Les prix des carburants augmentent, les travailleurs du secteur informel basé sur les applications au Vietnam sont frappés

JAKARTA - L’augmentation des prix des carburants en raison de la guerre iranienne commence à peser sur les revenus des travailleurs du secteur informel basé sur les applications au Vietnam. Al Jazeera a rapporté mardi 7 avril, que dans le pays, les prix de l’essence ont plus que doúblé, tandis que l’essence a grimpé de presque 30% après que les approvisionnements avaient été interrompus en raison du blocus iranien dans le Diable de Hormuz.

A Ho Chi Minh-Ville, un chauffeur de moto en ligne nommé Nguyen a admis que la moitié de son revenu était dépensée pour acheter de l’essence. Dans les sept à huit heures de travail, il a obtenu environ 240 000 dong vietnamien, mais 120 000 dong s’est envolé pour le carburant. « Je ne peux pas survivre avec ce montant d’argent dans cette ville », a-t-il dit à Al Jazeera.

Le Vietnam reçoit habituellement environ 80% de son pétrole brut du Koweït. Cependant, les livraisons ont été retardées en raison du blocus effectif de l’Iran dans le détroit d’Ormuz. Les effets se font vite sentir sur la route. De nombreux conducteurs choisissent de désactiver l’application et de rentrer chez eux car les frais de travail ne sont plus proportionnels aux revenus.

Le gouvernement vietnamien a ensuite suspendu les taxes environnementales sur le diesel, l’essence et les carburants d’aviation jusqu’au 15 avril pour contenir les prix. Le chercheur de l’Institut ISEAS-Yusof Ishak, Nguyen Khac Giang, a dit que cette mesure avait été prise pour atténuer la pression des coûts de la vie tout en préservant la stabilité économique.
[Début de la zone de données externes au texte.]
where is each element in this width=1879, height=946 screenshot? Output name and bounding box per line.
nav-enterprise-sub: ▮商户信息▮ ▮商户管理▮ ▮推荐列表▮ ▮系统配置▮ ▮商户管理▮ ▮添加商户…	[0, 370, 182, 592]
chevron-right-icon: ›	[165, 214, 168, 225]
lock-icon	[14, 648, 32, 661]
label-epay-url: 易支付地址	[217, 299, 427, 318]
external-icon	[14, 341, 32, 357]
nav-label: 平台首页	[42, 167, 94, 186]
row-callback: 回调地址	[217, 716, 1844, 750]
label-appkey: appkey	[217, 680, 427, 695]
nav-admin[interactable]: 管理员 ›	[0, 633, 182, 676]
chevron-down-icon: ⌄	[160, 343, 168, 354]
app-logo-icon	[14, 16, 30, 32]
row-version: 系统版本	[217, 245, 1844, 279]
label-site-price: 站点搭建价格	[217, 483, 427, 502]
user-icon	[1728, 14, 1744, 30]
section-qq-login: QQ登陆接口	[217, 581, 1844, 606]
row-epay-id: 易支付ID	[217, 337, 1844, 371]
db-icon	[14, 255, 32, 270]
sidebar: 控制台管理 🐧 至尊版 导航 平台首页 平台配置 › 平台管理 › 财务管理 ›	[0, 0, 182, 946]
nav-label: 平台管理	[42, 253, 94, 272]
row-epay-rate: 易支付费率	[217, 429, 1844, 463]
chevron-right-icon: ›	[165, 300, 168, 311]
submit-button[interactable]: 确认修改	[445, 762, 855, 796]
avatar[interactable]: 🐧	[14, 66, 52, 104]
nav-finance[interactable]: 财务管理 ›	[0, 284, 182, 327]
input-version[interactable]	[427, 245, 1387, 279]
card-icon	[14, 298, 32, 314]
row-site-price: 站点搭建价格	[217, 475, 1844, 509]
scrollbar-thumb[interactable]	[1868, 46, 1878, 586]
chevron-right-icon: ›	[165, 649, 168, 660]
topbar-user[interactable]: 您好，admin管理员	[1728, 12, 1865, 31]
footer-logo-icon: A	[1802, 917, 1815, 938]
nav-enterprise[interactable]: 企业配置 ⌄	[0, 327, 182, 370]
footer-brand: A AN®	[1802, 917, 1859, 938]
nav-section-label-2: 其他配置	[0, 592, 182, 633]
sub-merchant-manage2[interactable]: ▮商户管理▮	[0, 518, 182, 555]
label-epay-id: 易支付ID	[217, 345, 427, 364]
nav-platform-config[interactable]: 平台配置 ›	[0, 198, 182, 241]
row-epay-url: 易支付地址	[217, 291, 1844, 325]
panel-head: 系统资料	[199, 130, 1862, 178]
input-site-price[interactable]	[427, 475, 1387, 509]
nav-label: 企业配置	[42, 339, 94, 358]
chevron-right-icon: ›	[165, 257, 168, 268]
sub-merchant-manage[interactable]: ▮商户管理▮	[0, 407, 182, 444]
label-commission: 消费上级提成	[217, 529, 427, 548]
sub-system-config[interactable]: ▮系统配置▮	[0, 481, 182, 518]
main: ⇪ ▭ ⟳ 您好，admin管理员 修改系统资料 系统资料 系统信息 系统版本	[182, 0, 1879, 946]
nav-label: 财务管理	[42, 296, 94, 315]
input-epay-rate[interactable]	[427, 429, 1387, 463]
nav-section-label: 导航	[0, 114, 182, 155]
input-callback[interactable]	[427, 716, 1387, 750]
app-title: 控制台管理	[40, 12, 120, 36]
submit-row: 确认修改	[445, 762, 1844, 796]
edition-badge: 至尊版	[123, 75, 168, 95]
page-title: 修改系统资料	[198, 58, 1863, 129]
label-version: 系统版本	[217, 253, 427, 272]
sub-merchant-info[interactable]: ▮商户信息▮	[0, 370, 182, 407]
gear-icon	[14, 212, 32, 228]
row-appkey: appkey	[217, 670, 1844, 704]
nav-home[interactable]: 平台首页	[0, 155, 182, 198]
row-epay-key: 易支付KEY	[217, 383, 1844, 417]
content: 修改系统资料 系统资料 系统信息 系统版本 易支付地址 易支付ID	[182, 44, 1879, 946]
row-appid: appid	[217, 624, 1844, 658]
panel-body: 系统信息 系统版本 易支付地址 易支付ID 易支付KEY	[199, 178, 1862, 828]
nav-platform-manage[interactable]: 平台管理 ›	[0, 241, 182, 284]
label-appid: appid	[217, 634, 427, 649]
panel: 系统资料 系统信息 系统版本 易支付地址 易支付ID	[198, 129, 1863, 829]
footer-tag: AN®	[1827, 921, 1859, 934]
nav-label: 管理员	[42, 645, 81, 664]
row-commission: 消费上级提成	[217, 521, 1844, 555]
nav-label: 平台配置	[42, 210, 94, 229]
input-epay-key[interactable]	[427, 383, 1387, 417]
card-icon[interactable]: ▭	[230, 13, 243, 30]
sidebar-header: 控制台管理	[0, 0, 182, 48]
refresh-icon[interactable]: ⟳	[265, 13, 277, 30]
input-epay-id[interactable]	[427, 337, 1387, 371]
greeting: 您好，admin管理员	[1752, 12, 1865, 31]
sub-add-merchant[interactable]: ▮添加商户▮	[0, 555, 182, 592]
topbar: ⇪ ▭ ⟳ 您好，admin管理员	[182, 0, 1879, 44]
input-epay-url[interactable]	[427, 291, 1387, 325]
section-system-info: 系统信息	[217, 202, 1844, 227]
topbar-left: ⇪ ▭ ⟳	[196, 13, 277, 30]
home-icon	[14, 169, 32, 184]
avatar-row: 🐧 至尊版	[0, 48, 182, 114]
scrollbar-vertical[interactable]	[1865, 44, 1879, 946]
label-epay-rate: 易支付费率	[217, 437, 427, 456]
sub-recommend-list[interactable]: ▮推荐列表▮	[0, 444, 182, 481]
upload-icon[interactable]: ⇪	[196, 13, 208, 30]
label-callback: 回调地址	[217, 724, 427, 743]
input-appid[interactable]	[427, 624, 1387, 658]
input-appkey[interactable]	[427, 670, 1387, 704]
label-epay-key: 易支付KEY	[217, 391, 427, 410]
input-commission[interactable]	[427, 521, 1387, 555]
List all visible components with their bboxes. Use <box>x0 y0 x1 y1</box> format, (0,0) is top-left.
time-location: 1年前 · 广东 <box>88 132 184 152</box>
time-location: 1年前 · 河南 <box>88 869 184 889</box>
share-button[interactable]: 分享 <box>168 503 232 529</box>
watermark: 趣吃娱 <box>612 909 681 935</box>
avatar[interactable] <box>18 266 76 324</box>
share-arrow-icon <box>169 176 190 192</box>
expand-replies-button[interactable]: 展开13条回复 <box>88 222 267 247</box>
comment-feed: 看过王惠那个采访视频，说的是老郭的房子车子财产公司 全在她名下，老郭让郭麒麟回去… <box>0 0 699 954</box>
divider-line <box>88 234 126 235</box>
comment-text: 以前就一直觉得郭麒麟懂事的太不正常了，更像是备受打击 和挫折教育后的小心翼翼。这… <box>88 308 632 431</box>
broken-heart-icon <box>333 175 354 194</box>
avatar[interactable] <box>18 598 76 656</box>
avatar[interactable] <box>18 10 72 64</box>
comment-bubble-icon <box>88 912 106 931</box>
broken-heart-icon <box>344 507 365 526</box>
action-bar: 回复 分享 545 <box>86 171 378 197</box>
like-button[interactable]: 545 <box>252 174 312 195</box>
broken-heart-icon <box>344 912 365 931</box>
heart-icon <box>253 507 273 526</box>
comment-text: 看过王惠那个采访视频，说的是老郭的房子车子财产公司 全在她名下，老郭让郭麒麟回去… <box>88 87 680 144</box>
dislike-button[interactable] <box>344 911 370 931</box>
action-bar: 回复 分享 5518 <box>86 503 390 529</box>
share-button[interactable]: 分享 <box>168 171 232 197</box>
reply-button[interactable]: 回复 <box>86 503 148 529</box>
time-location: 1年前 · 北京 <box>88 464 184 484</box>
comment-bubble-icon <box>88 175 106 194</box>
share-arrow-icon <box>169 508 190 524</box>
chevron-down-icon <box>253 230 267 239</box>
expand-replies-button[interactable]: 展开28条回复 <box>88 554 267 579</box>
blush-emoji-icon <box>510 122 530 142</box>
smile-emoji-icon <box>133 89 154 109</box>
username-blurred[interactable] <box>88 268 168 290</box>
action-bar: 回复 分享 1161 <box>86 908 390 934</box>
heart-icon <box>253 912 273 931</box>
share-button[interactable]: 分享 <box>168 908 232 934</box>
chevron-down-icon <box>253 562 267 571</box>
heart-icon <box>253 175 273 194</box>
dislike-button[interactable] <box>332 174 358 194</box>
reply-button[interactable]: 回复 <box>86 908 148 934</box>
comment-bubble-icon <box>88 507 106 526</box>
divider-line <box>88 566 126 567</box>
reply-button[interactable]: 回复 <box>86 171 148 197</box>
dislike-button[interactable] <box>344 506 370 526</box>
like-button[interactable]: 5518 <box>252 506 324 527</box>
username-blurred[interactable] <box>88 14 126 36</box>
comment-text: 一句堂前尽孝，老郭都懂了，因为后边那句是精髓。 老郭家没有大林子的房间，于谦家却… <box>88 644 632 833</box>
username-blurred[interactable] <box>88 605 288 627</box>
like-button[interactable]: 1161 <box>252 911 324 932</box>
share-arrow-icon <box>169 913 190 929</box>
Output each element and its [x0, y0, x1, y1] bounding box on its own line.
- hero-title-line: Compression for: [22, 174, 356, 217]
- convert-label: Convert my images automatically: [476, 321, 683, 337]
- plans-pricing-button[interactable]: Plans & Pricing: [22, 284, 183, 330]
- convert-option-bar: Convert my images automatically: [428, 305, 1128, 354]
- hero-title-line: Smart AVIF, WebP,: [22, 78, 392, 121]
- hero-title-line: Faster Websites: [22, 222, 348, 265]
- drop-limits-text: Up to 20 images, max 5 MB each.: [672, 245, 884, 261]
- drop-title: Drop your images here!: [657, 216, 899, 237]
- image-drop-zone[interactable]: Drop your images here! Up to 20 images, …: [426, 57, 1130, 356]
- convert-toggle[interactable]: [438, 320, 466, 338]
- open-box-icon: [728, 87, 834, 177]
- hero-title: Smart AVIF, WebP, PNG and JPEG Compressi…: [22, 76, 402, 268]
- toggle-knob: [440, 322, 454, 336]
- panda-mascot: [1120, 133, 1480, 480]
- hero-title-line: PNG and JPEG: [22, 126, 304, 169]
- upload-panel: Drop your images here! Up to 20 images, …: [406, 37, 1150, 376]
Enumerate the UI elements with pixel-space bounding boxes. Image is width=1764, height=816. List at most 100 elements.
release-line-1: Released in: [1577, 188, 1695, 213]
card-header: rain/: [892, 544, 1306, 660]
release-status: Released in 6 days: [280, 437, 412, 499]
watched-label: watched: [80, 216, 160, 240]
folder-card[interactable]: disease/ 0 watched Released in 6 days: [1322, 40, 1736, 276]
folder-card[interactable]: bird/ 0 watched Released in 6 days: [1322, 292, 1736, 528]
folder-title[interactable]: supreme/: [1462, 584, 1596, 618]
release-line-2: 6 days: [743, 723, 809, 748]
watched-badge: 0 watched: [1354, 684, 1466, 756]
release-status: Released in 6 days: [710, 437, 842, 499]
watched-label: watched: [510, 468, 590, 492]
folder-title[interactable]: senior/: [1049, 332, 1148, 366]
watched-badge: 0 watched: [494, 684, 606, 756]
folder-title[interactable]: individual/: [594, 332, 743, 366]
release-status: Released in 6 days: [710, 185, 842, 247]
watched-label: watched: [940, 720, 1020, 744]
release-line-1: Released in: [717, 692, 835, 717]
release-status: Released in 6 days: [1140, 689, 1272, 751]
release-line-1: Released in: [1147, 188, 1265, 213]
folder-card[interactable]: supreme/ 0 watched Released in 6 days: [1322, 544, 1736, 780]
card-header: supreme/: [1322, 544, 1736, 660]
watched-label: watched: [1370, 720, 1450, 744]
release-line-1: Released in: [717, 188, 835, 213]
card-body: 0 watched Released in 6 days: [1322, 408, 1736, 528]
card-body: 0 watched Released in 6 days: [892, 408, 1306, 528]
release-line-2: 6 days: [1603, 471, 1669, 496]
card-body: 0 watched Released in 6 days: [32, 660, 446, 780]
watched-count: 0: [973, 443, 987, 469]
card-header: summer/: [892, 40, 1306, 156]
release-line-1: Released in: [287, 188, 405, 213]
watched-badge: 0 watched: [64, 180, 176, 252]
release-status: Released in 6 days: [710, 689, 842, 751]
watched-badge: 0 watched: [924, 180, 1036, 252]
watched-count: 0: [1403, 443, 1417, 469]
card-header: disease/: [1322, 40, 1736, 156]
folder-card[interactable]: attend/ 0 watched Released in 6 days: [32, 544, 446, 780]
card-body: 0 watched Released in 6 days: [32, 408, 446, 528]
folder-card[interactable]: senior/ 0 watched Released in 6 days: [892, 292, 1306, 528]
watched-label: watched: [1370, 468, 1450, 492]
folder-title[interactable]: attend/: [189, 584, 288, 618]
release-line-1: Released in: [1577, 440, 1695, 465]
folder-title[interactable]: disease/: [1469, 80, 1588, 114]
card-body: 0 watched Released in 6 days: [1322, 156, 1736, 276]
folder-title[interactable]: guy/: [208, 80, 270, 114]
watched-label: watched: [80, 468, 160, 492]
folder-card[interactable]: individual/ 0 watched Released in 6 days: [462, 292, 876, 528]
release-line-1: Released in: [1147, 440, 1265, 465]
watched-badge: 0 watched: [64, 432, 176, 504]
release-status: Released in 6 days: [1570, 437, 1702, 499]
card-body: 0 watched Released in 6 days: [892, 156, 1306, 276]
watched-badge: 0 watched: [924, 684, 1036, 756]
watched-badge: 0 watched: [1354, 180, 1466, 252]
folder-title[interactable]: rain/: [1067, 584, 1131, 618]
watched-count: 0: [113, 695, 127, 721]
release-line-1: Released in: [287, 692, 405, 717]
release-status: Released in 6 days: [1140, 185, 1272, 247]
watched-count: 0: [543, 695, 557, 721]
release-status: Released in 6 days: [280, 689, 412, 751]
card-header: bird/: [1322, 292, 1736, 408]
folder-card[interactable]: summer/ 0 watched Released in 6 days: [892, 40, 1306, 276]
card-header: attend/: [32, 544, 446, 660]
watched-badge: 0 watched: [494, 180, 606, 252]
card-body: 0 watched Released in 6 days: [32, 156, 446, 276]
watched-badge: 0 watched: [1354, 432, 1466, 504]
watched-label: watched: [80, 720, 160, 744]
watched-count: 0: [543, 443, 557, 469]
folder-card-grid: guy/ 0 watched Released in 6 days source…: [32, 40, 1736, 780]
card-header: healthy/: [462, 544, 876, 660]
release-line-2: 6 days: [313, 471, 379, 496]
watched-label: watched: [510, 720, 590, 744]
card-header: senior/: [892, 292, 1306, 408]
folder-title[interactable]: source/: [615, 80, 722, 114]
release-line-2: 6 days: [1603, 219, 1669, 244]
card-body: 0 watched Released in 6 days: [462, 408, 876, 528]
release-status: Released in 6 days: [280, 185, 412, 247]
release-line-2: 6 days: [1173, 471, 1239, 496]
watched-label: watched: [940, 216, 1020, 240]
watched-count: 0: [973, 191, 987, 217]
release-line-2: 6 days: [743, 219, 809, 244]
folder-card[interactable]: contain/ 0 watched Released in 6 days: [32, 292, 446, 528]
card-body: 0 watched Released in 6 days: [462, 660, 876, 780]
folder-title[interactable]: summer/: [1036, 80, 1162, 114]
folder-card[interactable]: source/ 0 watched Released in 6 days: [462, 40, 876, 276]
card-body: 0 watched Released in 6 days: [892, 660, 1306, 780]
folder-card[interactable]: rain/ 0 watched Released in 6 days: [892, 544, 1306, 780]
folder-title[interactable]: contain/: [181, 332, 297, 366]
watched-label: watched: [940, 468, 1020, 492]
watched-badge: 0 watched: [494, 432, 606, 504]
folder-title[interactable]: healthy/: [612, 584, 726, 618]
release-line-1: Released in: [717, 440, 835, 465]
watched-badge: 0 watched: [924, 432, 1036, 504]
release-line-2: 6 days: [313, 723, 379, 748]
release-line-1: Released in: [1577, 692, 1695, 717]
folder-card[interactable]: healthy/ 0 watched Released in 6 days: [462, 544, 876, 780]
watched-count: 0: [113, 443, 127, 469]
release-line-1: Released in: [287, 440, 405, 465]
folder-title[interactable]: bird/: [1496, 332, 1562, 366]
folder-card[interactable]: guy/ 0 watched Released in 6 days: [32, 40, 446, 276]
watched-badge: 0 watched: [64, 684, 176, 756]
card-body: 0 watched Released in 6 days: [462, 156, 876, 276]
La pression ne frappe pas seulement les conducteurs d’applications. Selon un rapport d’Al Jazeera, les transports publics dans les grandes villes sont pleins, tandis que Vietnam Airlines et Vietjet Air ont réduit les vols. Les exploitants de bus à Hô Chi Minh-Ville ont également subi des pertes, même si les tarifs des billets ont été augmentés de 3 000 dong vietnamiens.

Dans la zone côtière de Binh Thuan, les pêcheurs ont ressenti un coup similaire. Les frais de mer ont augmenté, mais les prix de vente des poissons ont baissé. Les prises, qui étaient généralement vendues pour 800 000 dong vietnamien, ne sont désormais payées que pour 650 000 dong.

L'augmentation des coûts énergétiques commence également à entrer dans les cuisines des ménages. Un certain nombre de familles à faible revenu dans le delta du Mékong ont dit avoir limité l'utilisation de gaz de cuisson et sont redevenues dépendantes du bois de chauffage. Pour les travailleurs des régions qui travaillent dans les villes, le coût du retour à la maison a également augmenté, ce qui les a rendus moins nombreux à rencontrer leur famille.

La crise a également poussé Hanoi à revoir la question de l’autonomie énergétique. Le gouvernement recherche actuellement des sources alternatives de pétrole brut pour la raffinerie de Nghi Son, qui fournit environ 40% des besoins en essence du Vietnam. Dans le même temps, Vingroup aurait l’intention d’abandonner le projet d’électricité à base de GNL le plus important du pays et de réorienter les fonds vers les énergies renouvelables.